弱水江並不算太寬,兩岸的燈火反射在水麵上,波光粼粼。


    沿江風光帶還沒有開發完全,散步消食的人寥寥無幾,不過遠遠的,倒是能夠聽到歌聲。


    “日子過得就像,那些不眠的晚上~”


    “她嚼著口香糖對牆漫談著理想~”


    鍾溪鹿眼睛一亮:“好聽誒,什麽歌?”


    “趙雷。”白楊笑了笑:“這小縣城還能有人賣唱?正好,氛圍這不就有了嗎?”


    四人循著聲音走近,隻見一個長頭發,身材消瘦的中年男人站在江邊,抱著吉他,麵前的音箱上有紙卡寫著“一路唱歌去麗江”。

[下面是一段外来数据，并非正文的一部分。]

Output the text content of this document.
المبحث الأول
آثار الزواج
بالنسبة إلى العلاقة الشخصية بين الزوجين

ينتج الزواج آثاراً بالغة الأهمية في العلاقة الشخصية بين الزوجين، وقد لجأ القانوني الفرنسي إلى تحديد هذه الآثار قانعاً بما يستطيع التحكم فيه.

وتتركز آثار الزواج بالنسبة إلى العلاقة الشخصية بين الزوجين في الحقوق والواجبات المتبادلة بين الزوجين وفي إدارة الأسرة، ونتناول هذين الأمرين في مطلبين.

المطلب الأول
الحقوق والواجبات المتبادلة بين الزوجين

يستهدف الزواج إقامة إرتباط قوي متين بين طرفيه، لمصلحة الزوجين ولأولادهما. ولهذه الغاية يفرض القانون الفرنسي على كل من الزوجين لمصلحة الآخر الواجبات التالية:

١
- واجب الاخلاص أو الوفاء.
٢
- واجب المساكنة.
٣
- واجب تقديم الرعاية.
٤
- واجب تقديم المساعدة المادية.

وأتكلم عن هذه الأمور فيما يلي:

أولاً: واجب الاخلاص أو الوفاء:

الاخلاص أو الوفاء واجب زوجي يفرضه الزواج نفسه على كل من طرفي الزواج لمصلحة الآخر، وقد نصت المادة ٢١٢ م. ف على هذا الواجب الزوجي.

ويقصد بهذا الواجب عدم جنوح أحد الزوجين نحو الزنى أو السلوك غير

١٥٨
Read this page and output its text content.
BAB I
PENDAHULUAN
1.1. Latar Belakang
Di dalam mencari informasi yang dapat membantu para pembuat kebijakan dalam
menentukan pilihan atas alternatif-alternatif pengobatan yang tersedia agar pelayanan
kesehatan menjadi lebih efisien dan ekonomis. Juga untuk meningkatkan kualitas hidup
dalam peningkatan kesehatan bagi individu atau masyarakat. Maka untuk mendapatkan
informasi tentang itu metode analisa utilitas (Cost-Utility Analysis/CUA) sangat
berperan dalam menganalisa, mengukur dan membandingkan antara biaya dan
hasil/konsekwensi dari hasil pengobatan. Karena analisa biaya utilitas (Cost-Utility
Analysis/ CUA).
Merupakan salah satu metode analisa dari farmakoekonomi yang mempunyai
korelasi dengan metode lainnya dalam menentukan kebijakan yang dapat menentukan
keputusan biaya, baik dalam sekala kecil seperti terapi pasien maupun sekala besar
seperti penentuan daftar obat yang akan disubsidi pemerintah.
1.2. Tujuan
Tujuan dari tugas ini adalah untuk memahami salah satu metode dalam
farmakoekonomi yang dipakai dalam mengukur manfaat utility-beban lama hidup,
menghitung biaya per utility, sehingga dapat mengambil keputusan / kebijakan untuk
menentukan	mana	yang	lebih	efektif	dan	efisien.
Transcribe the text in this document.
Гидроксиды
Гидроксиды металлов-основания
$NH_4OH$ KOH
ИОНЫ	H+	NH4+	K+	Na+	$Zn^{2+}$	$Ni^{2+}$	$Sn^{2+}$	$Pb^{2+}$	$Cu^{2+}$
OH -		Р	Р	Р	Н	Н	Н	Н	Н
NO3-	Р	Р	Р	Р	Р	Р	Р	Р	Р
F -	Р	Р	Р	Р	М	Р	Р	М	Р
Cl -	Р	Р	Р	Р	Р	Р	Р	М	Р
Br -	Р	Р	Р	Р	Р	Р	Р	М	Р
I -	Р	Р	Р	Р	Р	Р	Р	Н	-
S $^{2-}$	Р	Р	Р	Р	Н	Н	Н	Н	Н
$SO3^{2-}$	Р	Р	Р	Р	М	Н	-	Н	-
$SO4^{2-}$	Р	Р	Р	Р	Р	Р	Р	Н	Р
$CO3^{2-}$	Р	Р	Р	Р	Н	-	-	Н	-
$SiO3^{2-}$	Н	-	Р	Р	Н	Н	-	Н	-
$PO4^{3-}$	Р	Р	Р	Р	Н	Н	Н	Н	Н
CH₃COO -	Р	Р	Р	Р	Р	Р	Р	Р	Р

    大概是因為新鮮,周圍倒是圍坐了一些人,音箱前的琴包裏麵,也有了幾張鈔票。


    “流浪歌手啊。”鍾溪鹿超感興趣的樣子:“有點酷啊。”


    “很苦逼的。”白楊笑著搖了搖頭。


    李陽在數對方琴包裏的錢,張大了嘴:“已經賺了一百多了呢!”


    “大部分都是他自己放進去的。”白楊找了個地方坐下,將一次性塑料杯一字排開,均上酒。


    “搞得好像你很懂一樣。”鍾溪鹿不服氣,“你又沒做過流浪歌手。”


    還真做過。


    甚至路線也和眼前的人一樣,一路從湘南唱到了彩雲。


    隻不過,後世的麗江早已經變了味,文藝咖的目的地不是文藝,而是床單。


    白楊沒有解釋,舉起酒杯:“那就敬旅途吧。”


    “好。”鍾溪鹿嘴角上揚,“以後有機會,真想去雲南看看呀,聽說那裏天氣超級好,每天都能夠看到彩虹。”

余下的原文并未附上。